Kevin Won wonk at ohsu.edu
Fri May 19 11:26:36 CDT 2000


I understand the temptation to reduce PM/PS to some core "position" or "arguement"--but PM/PS *is* (put a line through that word) not a *thing* so treating it as such only leads to metaphors of rationalism such as "decay" and "the time is over or comming to an end", etc.  Postmodernism is not a "period" of thought like others in the sense that it has definable positions, a defined corpus, etc.  It, instead, delimits the edges of previous thoughts, it tears down structures that were not really foundational after all.

 A statement like "the times of PM and decon are over"  only makes sense when wrapped in a *rational* cloak.  Of course talking about such issues is always already wrapping it as well. . ..  such is the quandry of admitting the shame of rational discourse.  Language structuralizes and rationalizes a priori.

If anything (and of course this is simple conjecture on my part) the edges and fault-lines of rational discourse that Nietzsche articulated over a hundred years ago will only continue to grow as rational expression pushes the limits of its own body.   As physics pushes farther, as genetic engeneering continues, as the cutting edge of rational discourse refines, the limitations, in my judgement, of said discourse will only become clearer and more prominant.  It may be called "PM" or something else, but the issue is the same.

>>> Heikki Raudaskoski <hraudask at sun3.oulu.fi> 05/19 5:30 AM >>>


On Fri, 19 May 2000 KXX4493553 at aol.com wrote:
> I agree with Terrance that the times of postmodernism and deconstructivsm 
are 
> over.
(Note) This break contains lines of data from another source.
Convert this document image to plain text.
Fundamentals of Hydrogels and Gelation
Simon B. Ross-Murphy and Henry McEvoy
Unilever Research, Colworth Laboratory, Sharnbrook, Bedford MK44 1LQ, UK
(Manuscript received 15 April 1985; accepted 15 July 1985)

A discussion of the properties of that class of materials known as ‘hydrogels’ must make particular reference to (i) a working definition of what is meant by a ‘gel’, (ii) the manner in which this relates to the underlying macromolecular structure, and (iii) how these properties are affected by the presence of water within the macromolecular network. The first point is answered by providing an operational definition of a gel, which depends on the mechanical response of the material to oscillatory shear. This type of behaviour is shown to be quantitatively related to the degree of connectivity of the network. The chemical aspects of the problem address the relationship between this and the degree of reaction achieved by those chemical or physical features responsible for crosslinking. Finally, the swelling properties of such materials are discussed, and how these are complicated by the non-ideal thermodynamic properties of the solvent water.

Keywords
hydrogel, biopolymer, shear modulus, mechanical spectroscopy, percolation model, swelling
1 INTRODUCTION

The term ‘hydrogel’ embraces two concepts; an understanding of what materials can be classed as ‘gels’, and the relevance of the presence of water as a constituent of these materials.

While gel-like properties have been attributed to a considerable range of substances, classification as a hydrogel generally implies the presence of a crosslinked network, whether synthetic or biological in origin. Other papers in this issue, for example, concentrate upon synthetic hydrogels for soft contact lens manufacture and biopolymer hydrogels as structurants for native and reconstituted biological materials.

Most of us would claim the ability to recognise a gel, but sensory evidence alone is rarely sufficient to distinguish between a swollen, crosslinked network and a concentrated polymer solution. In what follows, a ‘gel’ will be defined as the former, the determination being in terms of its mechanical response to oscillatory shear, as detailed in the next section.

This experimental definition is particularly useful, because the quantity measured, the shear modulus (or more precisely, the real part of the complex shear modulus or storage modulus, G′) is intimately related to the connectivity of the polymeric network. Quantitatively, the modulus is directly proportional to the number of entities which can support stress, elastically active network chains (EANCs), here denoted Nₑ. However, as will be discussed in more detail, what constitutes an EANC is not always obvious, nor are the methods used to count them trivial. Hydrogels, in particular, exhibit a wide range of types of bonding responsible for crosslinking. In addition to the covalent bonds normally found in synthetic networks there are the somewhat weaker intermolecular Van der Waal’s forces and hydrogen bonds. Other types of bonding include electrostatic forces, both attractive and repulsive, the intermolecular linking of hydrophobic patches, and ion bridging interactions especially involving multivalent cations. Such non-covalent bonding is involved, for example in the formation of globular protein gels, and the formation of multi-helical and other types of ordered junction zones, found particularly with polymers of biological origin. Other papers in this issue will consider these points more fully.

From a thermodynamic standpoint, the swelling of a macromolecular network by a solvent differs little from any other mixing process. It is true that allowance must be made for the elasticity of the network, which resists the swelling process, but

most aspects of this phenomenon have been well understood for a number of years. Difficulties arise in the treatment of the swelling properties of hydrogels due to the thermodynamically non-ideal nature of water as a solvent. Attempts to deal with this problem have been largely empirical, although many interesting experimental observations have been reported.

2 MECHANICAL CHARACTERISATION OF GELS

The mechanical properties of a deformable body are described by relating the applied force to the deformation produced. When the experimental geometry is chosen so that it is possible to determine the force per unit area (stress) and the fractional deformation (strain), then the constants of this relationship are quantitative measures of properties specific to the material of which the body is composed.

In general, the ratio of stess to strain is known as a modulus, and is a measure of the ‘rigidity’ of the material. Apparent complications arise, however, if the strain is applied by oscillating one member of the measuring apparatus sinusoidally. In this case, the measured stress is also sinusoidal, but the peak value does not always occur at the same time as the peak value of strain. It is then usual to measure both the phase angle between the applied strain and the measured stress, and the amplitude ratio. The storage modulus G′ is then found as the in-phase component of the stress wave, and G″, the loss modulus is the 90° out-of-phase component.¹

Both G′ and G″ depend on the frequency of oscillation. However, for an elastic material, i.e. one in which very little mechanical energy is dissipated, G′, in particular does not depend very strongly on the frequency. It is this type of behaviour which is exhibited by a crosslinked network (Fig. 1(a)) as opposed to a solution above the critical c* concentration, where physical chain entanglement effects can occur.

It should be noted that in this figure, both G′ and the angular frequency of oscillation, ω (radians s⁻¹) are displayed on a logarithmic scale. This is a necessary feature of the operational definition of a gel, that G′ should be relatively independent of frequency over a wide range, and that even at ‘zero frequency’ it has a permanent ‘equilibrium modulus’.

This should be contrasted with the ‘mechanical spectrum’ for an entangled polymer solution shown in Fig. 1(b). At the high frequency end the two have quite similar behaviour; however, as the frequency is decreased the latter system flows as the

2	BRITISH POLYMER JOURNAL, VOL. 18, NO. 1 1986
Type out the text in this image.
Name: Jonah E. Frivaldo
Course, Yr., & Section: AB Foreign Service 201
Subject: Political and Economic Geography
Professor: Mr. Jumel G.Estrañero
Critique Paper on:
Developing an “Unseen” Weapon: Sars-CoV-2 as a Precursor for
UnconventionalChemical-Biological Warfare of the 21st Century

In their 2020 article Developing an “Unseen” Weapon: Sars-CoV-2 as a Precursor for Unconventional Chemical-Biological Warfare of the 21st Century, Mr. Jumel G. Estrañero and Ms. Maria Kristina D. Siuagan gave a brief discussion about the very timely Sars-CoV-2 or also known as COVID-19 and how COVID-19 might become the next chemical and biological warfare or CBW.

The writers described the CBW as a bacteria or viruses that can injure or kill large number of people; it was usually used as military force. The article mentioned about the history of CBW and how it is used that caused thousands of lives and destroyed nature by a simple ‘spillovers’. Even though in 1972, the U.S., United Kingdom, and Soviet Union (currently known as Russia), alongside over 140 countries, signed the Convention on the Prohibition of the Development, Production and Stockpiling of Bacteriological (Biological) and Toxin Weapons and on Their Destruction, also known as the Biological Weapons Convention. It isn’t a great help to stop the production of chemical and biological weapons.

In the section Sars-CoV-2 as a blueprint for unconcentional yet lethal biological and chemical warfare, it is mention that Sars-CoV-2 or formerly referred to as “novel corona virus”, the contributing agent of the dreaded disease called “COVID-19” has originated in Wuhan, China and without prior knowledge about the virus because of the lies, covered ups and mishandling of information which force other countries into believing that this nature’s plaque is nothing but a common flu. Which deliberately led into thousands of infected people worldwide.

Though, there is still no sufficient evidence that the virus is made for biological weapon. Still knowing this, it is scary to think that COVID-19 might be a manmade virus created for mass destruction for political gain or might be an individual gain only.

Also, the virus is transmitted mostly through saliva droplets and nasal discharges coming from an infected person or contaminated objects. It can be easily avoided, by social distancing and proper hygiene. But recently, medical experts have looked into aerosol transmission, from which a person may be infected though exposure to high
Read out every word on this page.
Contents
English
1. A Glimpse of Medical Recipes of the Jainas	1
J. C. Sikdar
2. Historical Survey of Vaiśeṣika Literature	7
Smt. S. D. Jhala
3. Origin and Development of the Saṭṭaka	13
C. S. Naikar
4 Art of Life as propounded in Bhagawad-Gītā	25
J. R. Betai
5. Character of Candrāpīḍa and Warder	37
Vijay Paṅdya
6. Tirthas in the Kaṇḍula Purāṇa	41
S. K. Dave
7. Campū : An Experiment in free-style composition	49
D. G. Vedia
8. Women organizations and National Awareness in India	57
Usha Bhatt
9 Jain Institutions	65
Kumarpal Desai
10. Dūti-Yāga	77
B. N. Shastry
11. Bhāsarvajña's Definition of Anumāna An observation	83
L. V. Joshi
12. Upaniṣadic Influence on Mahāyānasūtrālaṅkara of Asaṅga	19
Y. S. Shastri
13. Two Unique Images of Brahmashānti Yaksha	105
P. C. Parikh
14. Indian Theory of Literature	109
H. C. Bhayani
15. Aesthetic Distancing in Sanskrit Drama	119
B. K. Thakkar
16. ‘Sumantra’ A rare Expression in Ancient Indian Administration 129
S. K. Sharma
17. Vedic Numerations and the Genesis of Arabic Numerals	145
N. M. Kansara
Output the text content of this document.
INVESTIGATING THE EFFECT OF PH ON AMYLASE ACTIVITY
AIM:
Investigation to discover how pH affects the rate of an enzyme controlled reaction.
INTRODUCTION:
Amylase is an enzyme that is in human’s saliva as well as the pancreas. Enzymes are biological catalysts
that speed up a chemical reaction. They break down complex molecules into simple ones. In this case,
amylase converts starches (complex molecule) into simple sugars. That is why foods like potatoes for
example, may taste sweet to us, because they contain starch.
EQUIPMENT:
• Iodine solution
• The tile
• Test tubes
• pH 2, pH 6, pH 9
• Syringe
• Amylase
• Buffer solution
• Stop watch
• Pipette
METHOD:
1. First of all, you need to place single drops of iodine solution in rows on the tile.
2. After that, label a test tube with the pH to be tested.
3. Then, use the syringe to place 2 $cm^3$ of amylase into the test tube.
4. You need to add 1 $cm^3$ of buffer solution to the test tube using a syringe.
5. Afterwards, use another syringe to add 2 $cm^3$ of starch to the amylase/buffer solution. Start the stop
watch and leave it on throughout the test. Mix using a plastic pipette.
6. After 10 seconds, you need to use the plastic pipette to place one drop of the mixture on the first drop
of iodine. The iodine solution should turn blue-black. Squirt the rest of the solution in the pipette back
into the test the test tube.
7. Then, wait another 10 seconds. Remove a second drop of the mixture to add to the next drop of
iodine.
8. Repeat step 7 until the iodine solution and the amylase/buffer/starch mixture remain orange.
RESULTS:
The reason for this is that "anything goes" has led us into the
chaos 
> of the world economy of today. We are not only a Western world but a
world 
> full of Ruandas, Burundis, Sierra Leones and Yugoslavias. 

It is hard to see what "anything goes" and/or "postmodernconditionalism" 
could possible have in common with deconstruction. (For Derrida's strong
NO to "anything goes", see "Afterword", _Limited Inc__. For interesting,
often polemical essays  on _Specters of Marx_ by Toni Negri et al + JD's 
reply, see _Ghostly Demarcations_ ed. by the great late Michael Sprinker. 
For postcolonial issues and deconstruction, see anything by Pheng Cheah,
e.g. "Spectral Nationality" in one of the 1999 numbers of _Boundary 2"_.